Citizen science projects have the potential to address hypotheses requiring extremely large datasets that cannot be collected with the financial and labour constraints of most scientific projects. Data collection by the general public could expand the scope of scientific enquiry if these data accurately capture the system under study. However, data collection inconsistencies by the untrained public may result in biased datasets that do not accurately represent the natural world. In this paper, we harness the availability of scientific and public datasets of the Lyme disease tick vector to identify and account for biases in citizen science tick collections. Estimates of tick abundance from the citizen science dataset correspond moderately with estimates from direct surveillance but exhibit consistent biases. These biases can be mitigated by including factors that may impact collector participation or effort in statistical models, which, in turn, result in more accurate estimates of tick population sizes. Accounting for collection biases within large-scale, public participation datasets could update species abundance maps and facilitate using the wealth of citizen science data to answer scientific questions at scales that are not feasible with traditional datasets.

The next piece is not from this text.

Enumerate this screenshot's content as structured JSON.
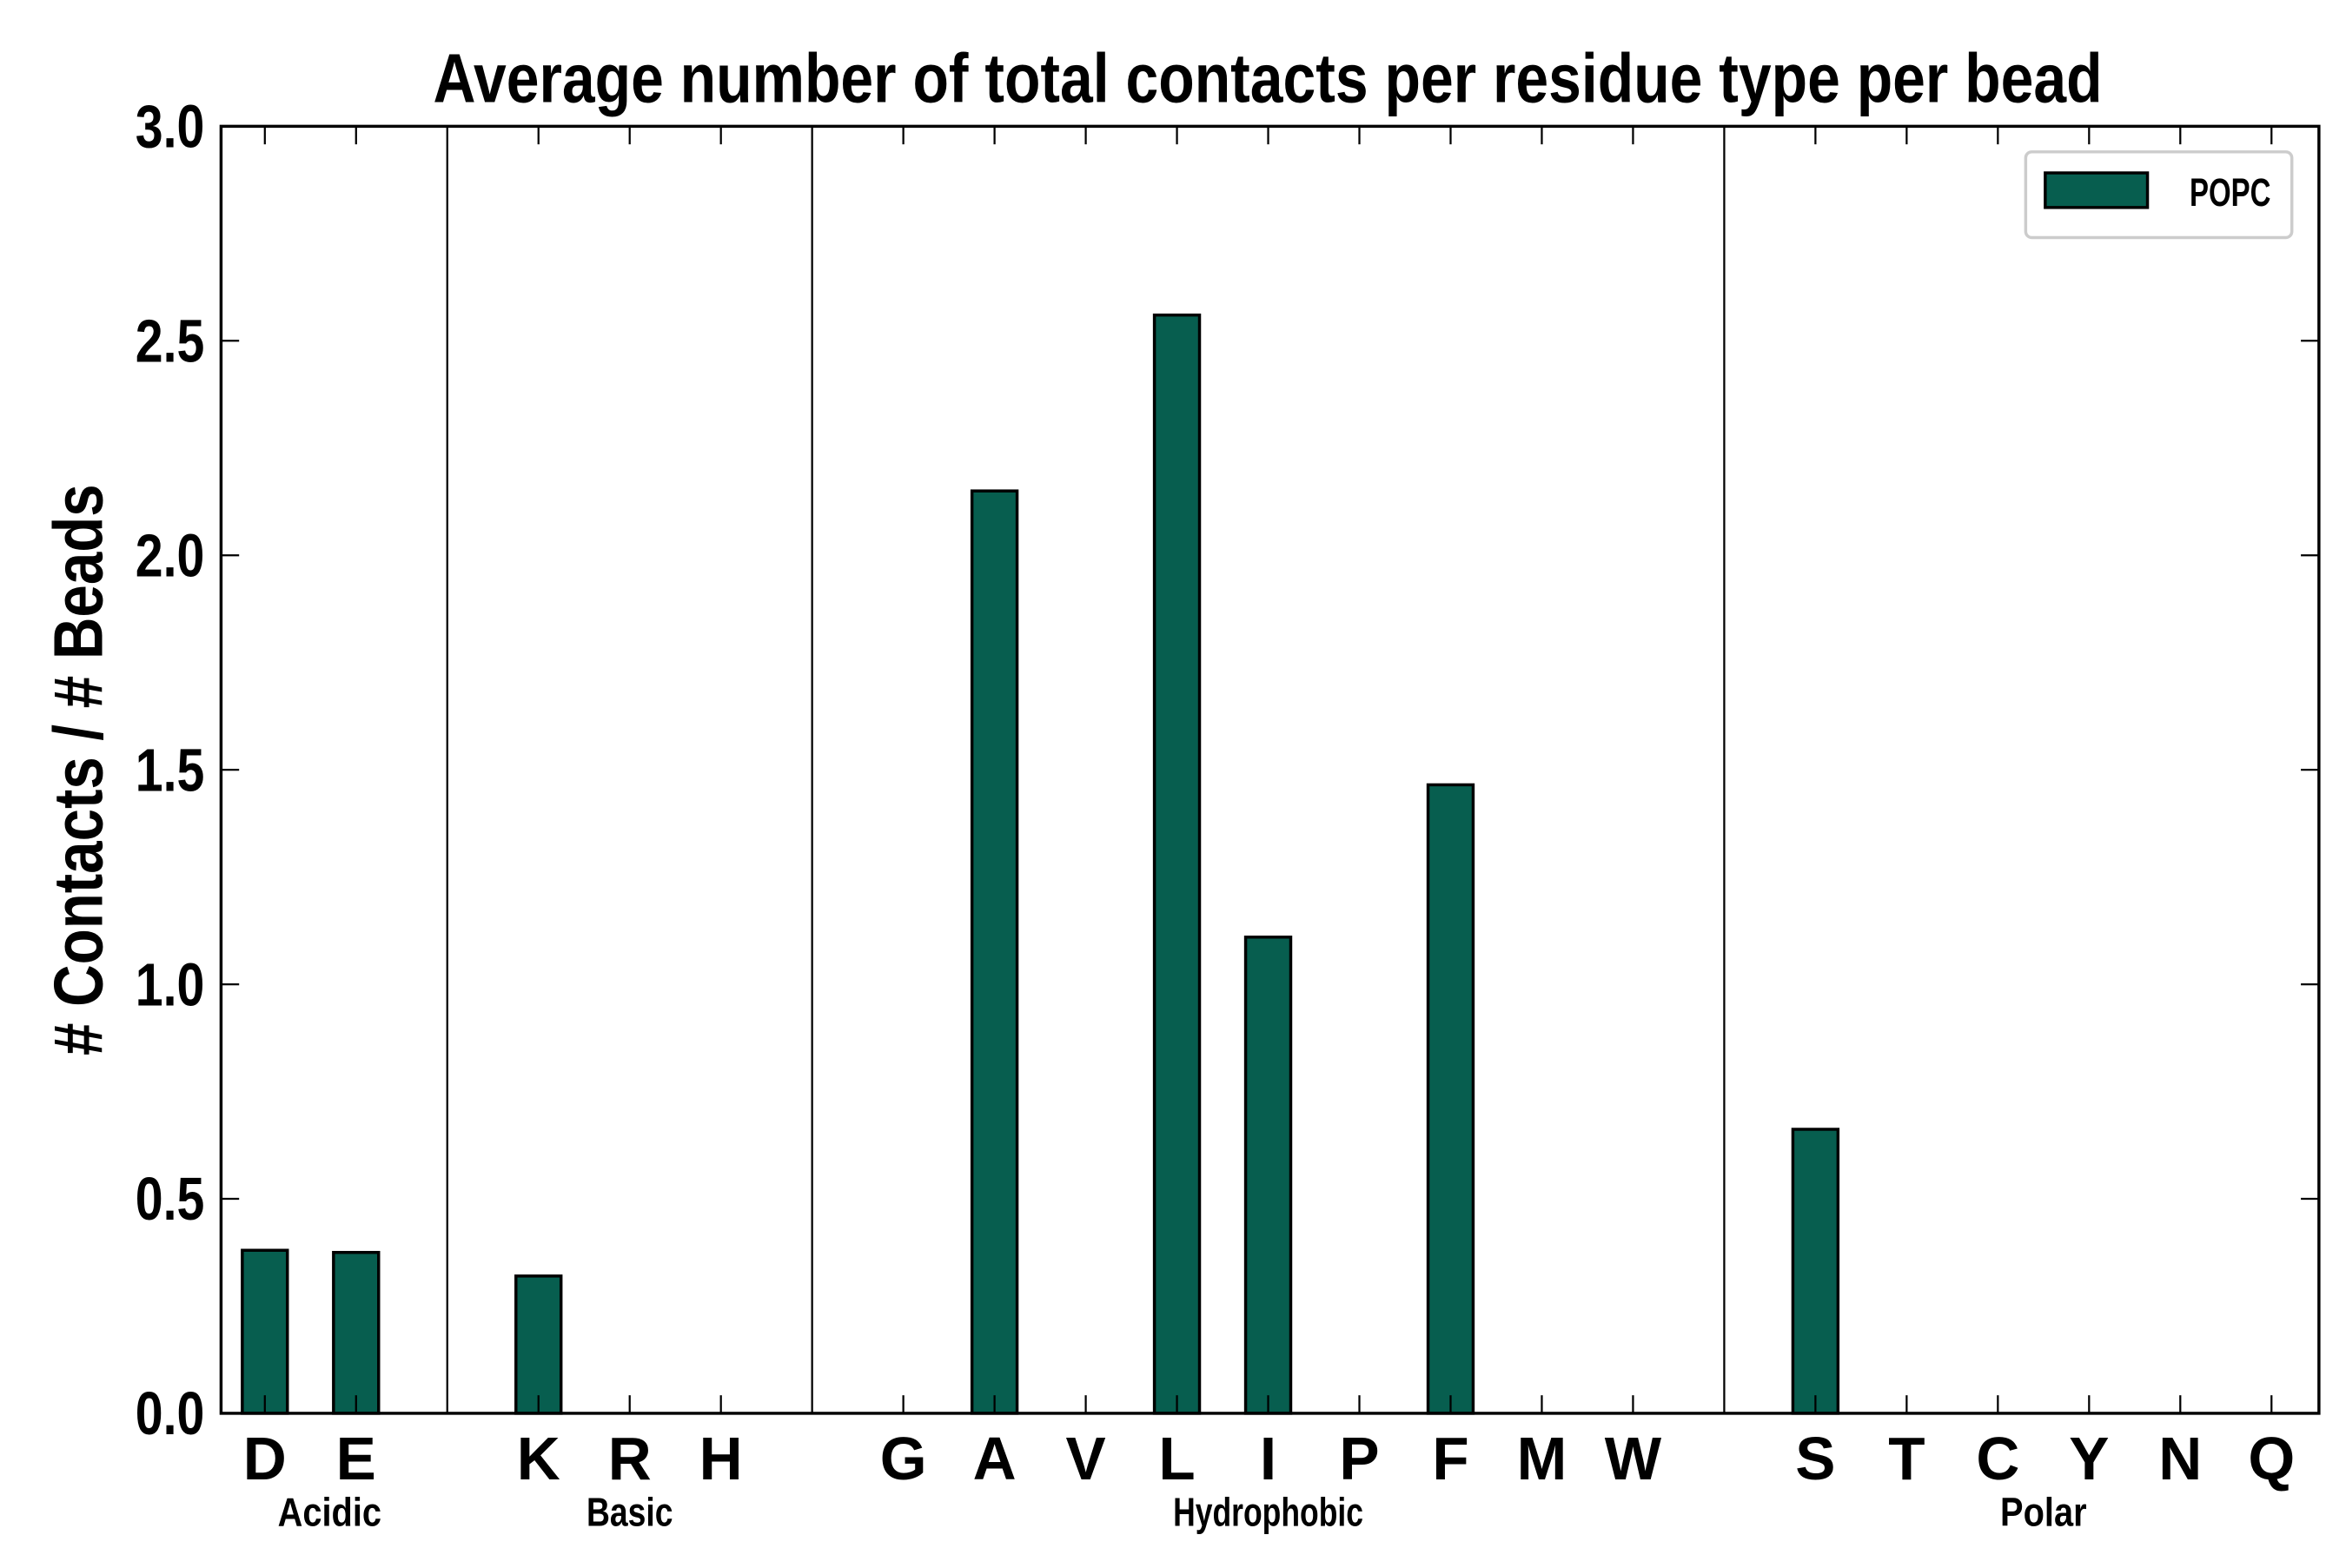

公民科学项目有可能解决需要极其庞大数据集的假设,而这些数据集是大多数科学项目在财务和劳动力方面所无法收集的。如果公众收集的数据能够准确地捕捉到所研究的系统,那么公众的数据收集就可以扩展科学研究的范围。然而,未经训练的公众的数据收集不一致可能导致有偏差的数据集,这些数据集不能准确地反映自然世界。在本文中,我们利用莱姆病 tick 媒介的科学和公共数据集的可用性,来识别和解释公民科学 tick 收集数据中的偏差。公民科学数据集的 tick 丰度估计与直接监测的估计中度相关,但表现出一致的偏差。通过在统计模型中包含可能影响收集者参与或努力的因素,可以减轻这些偏差,从而更准确地估计 tick 种群的规模。在大规模的公众参与数据集内考虑收集偏差,可以更新物种丰度图,并利用丰富的公民科学数据来回答在传统数据集不可行的规模上的科学问题。